Release notes

MRL v0.3.0

  • Added a new predefined policy, AlphaBetaPolicy, implementing the alpha-beta search algorithm with rollouts.

  • Made report generator policies configurable, enabling monitoring of the trained policy against user-defined combinations of test policies.

  • Replaced the model retention scheme based on direct comparison with previous models with a tournament-based ranking system using the TrueSkill rating algorithm.

  • Standardized terminology: reward now refers to immediate game transition outcomes, while payoff denotes the outcome of an entire game or play sequence.

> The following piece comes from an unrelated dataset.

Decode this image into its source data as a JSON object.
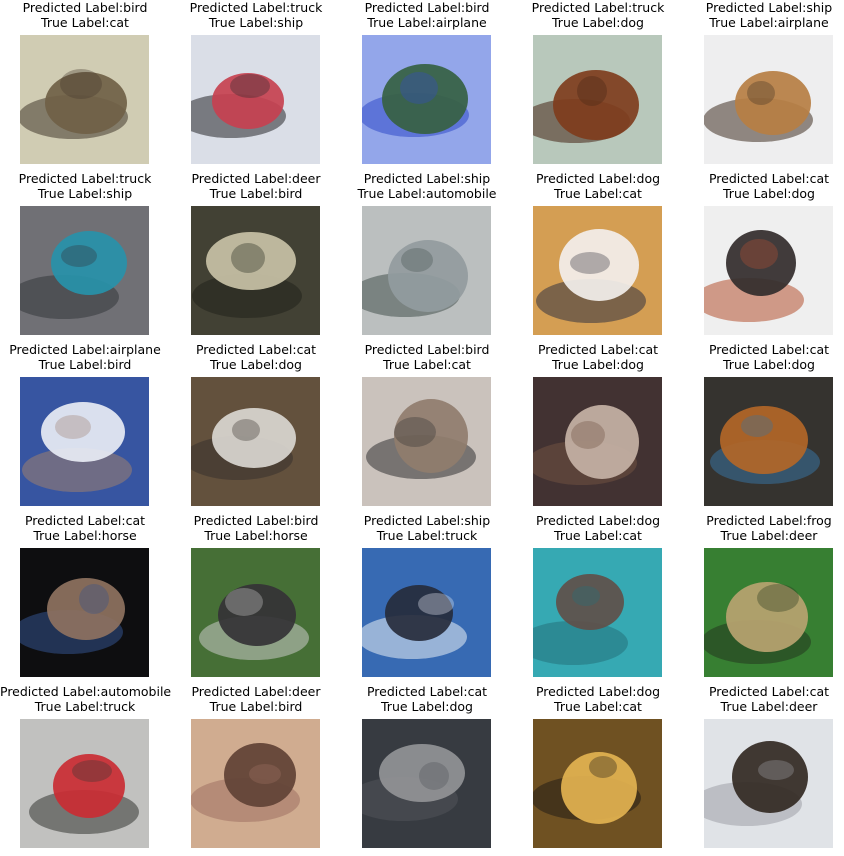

  • Renamed PayoffPerspective to RewardPerspective and PayoffObservable to RewardObservable.

MRL v0.2.0

  • Fixed issues that were negatively affecting training effectiveness

  • Added support for Dirichlet root noise in MCTS simulations to increase training data diversity

  • Made the evaluation policy configurable, enabling optimization of trained models for specific evaluation strategies

  • Fixed an issue that prevented training from resuming correctly after an initial session

  • Improved validation messages for incorrect configurations

MRL v0.1.0

The initial release v0.1.0 includes:

  • The game framework and the game runner;

  • An implementation of AlphaZero;

  • The implementation of example games: TicTacToe, StraightFour and Xiangqi;

  • Documentation, tutorials and examples.